Joint suspension is a term frequently mouthed by defendants sitting in jail and attending proceedings in local courthouses. People facing felony charges commonly look at joint suspensions as a good solution to their current problems in the legal system, however, defense lawyers don’t always share that opinion.
A joint suspension can commence when a defendant enters a plea of guilty and incarceration is suspended, and that defendant is placed on probation. However, in a joint suspension, unlike a standard probation sentence, the punishment for a probation violation is set (pre-determined). In short, any violation of probation will result in the defendant serving X number of years in prison.
Think of it like a bet made in Las Vegas on a ball game. The defendant is betting he can stay out of trouble for the period of probation, and the prosecutor is confident the defendant will run afoul of the law again (and get caught) before probation is completed. If the defendant is right, he avoids spending time behind bars. If the defendant is wrong, he will be incarcerated for a good long stretch, commonly the maximum amount allowed for a conviction of the charge for which he entered a guilty plea.
Defense attorneys commonly warn defendants who have had repeated run ins with the police against asking them to request plea offers of joint suspensions. Folks who have had the police called more than once for domestic disturbances, repeat offender drunk drivers and narcotics users, and clients sporting gang tattoos, invariably are the joint suspension seekers who make us the most nervous.

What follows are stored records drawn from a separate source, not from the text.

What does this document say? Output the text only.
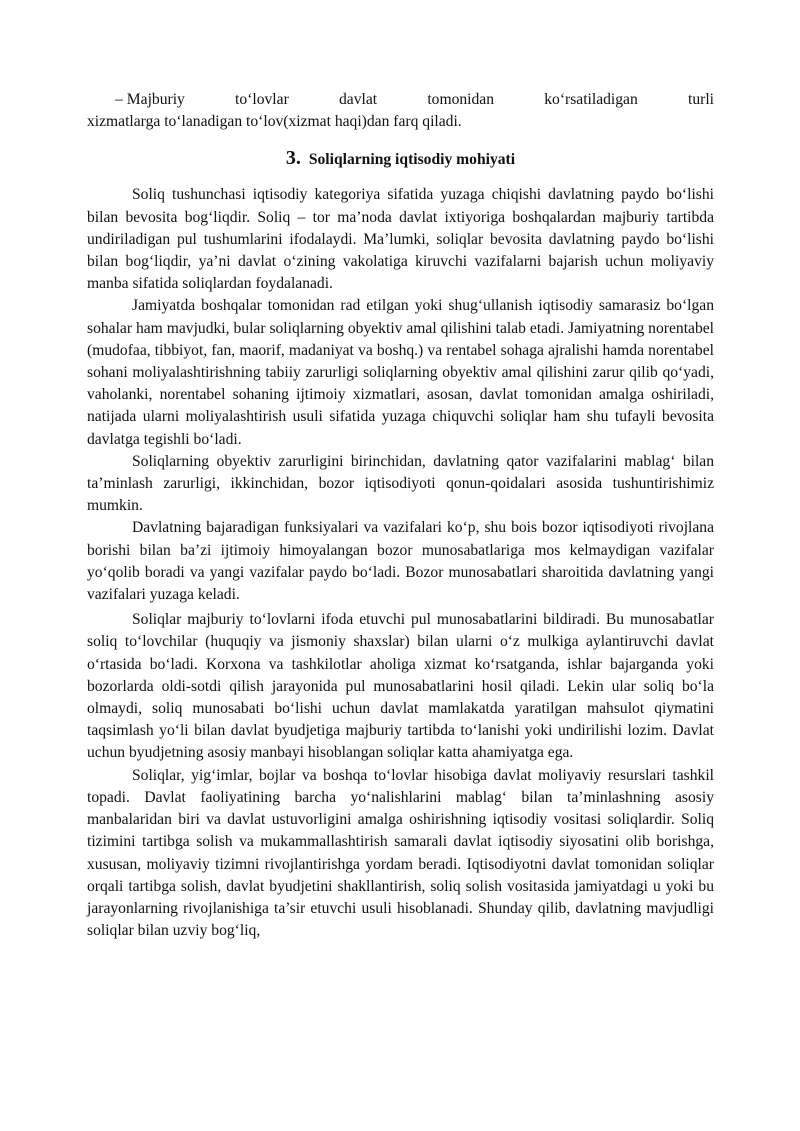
– Majburiy to‘lovlar davlat tomonidan ko‘rsatiladigan turli

xizmatlarga to‘lanadigan to‘lov(xizmat haqi)dan farq qiladi.

3. Soliqlarning iqtisodiy mohiyati

Soliq tushunchasi iqtisodiy kategoriya sifatida yuzaga chiqishi davlatning paydo bo‘lishi bilan bevosita bog‘liqdir. Soliq – tor ma’noda davlat ixtiyoriga boshqalardan majburiy tartibda undiriladigan pul tushumlarini ifodalaydi. Ma’lumki, soliqlar bevosita davlatning paydo bo‘lishi bilan bog‘liqdir, ya’ni davlat o‘zining vakolatiga kiruvchi vazifalarni bajarish uchun moliyaviy manba sifatida soliqlardan foydalanadi.

Jamiyatda boshqalar tomonidan rad etilgan yoki shug‘ullanish iqtisodiy samarasiz bo‘lgan sohalar ham mavjudki, bular soliqlarning obyektiv amal qilishini talab etadi. Jamiyatning norentabel (mudofaa, tibbiyot, fan, maorif, madaniyat va boshq.) va rentabel sohaga ajralishi hamda norentabel sohani moliyalashtirishning tabiiy zarurligi soliqlarning obyektiv amal qilishini zarur qilib qo‘yadi, vaholanki, norentabel sohaning ijtimoiy xizmatlari, asosan, davlat tomonidan amalga oshiriladi, natijada ularni moliyalashtirish usuli sifatida yuzaga chiquvchi soliqlar ham shu tufayli bevosita davlatga tegishli bo‘ladi.

Soliqlarning obyektiv zarurligini birinchidan, davlatning qator vazifalarini mablag‘ bilan ta’minlash zarurligi, ikkinchidan, bozor iqtisodiyoti qonun-qoidalari asosida tushuntirishimiz mumkin.

Davlatning bajaradigan funksiyalari va vazifalari ko‘p, shu bois bozor iqtisodiyoti rivojlana borishi bilan ba’zi ijtimoiy himoyalangan bozor munosabatlariga mos kelmaydigan vazifalar yo‘qolib boradi va yangi vazifalar paydo bo‘ladi. Bozor munosabatlari sharoitida davlatning yangi vazifalari yuzaga keladi.

Soliqlar majburiy to‘lovlarni ifoda etuvchi pul munosabatlarini bildiradi. Bu munosabatlar soliq to‘lovchilar (huquqiy va jismoniy shaxslar) bilan ularni o‘z mulkiga aylantiruvchi davlat o‘rtasida bo‘ladi. Korxona va tashkilotlar aholiga xizmat ko‘rsatganda, ishlar bajarganda yoki bozorlarda oldi-sotdi qilish jarayonida pul munosabatlarini hosil qiladi. Lekin ular soliq bo‘la olmaydi, soliq munosabati bo‘lishi uchun davlat mamlakatda yaratilgan mahsulot qiymatini taqsimlash yo‘li bilan davlat byudjetiga majburiy tartibda to‘lanishi yoki undirilishi lozim. Davlat uchun byudjetning asosiy manbayi hisoblangan soliqlar katta ahamiyatga ega.

Soliqlar, yig‘imlar, bojlar va boshqa to‘lovlar hisobiga davlat moliyaviy resurslari tashkil topadi. Davlat faoliyatining barcha yo‘nalishlarini mablag‘ bilan ta’minlashning asosiy manbalaridan biri va davlat ustuvorligini amalga oshirishning iqtisodiy vositasi soliqlardir. Soliq tizimini tartibga solish va mukammallashtirish samarali davlat iqtisodiy siyosatini olib borishga, xususan, moliyaviy tizimni rivojlantirishga yordam beradi. Iqtisodiyotni davlat tomonidan soliqlar orqali tartibga solish, davlat byudjetini shakllantirish, soliq solish vositasida jamiyatdagi u yoki bu jarayonlarning rivojlanishiga ta’sir etuvchi usuli hisoblanadi. Shunday qilib, davlatning mavjudligi soliqlar bilan uzviy bog‘liq,
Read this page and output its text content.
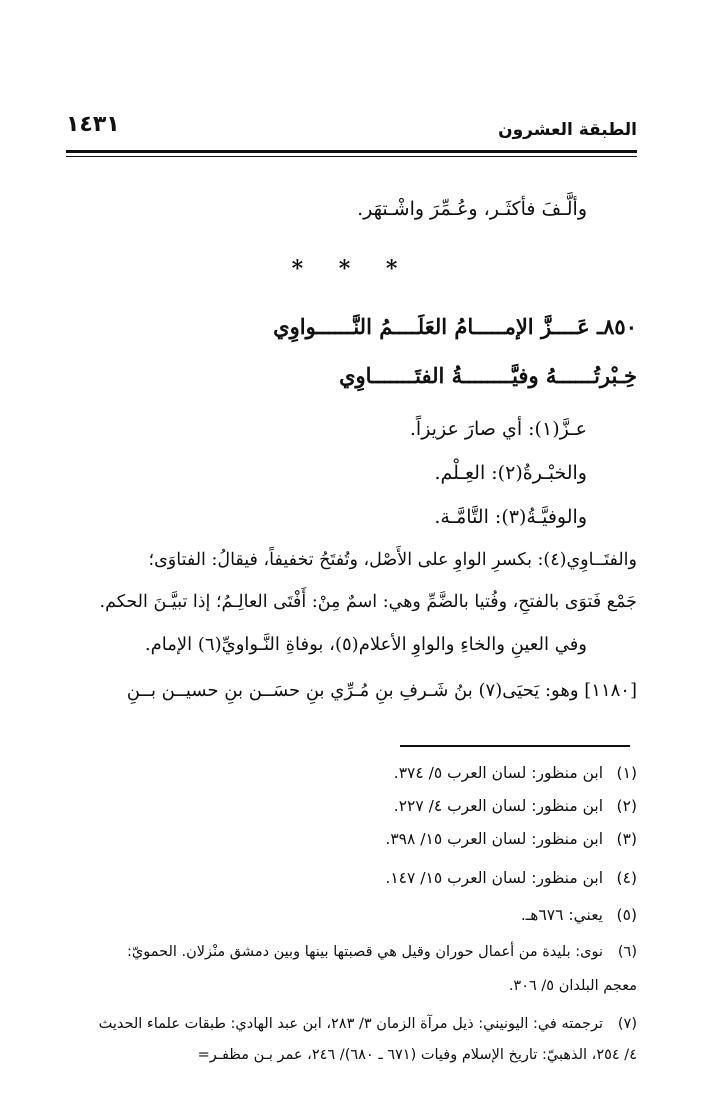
الطبقة العشرون
١٤٣١
وألَّـفَ فأكثَـر، وعُـمِّرَ واشْـتهَر.
* * *
٨٥٠ـ عَــــزَّ الإمـــــامُ العَلَــــمُ النَّــــــواوِي
خِـبْرتُــــــهُ وفيَّــــــــةُ الفتَـــــــاوِي
عـزَّ(١): أي صارَ عزيزاً.
والخبْـرةُ(٢): العِـلْم.
والوفيَّـةُ(٣): التَّامَّـة.
والفتَــاوِي(٤): بكسرِ الواوِ على الأَصْل، وتُفتَحُ تخفيفاً، فيقالُ: الفتاوَى؛
جَمْع فَتوَى بالفتحِ، وفُتيا بالضَّمِّ وهي: اسمٌ مِنْ: أَفْتَى العالِـمُ؛ إذا تبيَّـنَ الحكم.
وفي العينِ والخاءِ والواوِ الأعلام(٥)، بوفاةِ النَّـواويِّ(٦) الإمام.
[١١٨٠] وهو: يَحيَى(٧) بنُ شَـرفِ بنِ مُـرِّي بنِ حسَــن بنِ حسيــن بــنِ
(١)ابن منظور: لسان العرب ٥/ ٣٧٤.
(٢)ابن منظور: لسان العرب ٤/ ٢٢٧.
(٣)ابن منظور: لسان العرب ١٥/ ٣٩٨.
(٤)ابن منظور: لسان العرب ١٥/ ١٤٧.
(٥)يعني: ٦٧٦هـ.
(٦)نوى: بليدة من أعمال حوران وقيل هي قصبتها بينها وبين دمشق منْزلان. الحمويّ:
معجم البلدان ٥/ ٣٠٦.
(٧)ترجمته في: اليونيني: ذيل مرآة الزمان ٣/ ٢٨٣، ابن عبد الهادي: طبقات علماء الحديث
٤/ ٢٥٤، الذهبيّ: تاريخ الإسلام وفيات (٦٧١ ـ ٦٨٠)/ ٢٤٦، عمر بـن مظفـر=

Be advised that, in the greater Los Angeles area, an attorney will not usually be able to negotiate a joint suspension for his client. Why? Often times the assistant district attorney thinks the defendant is a “poor bet,” and is likely to avoid trouble in the future. Also, judges commonly will not agree to them. It is not unusual for judges to deny them and explain that they do not like the fact that any probation violation will force them to give the defendant a long sentence, often-times not commensurate with the seriousness of the violation.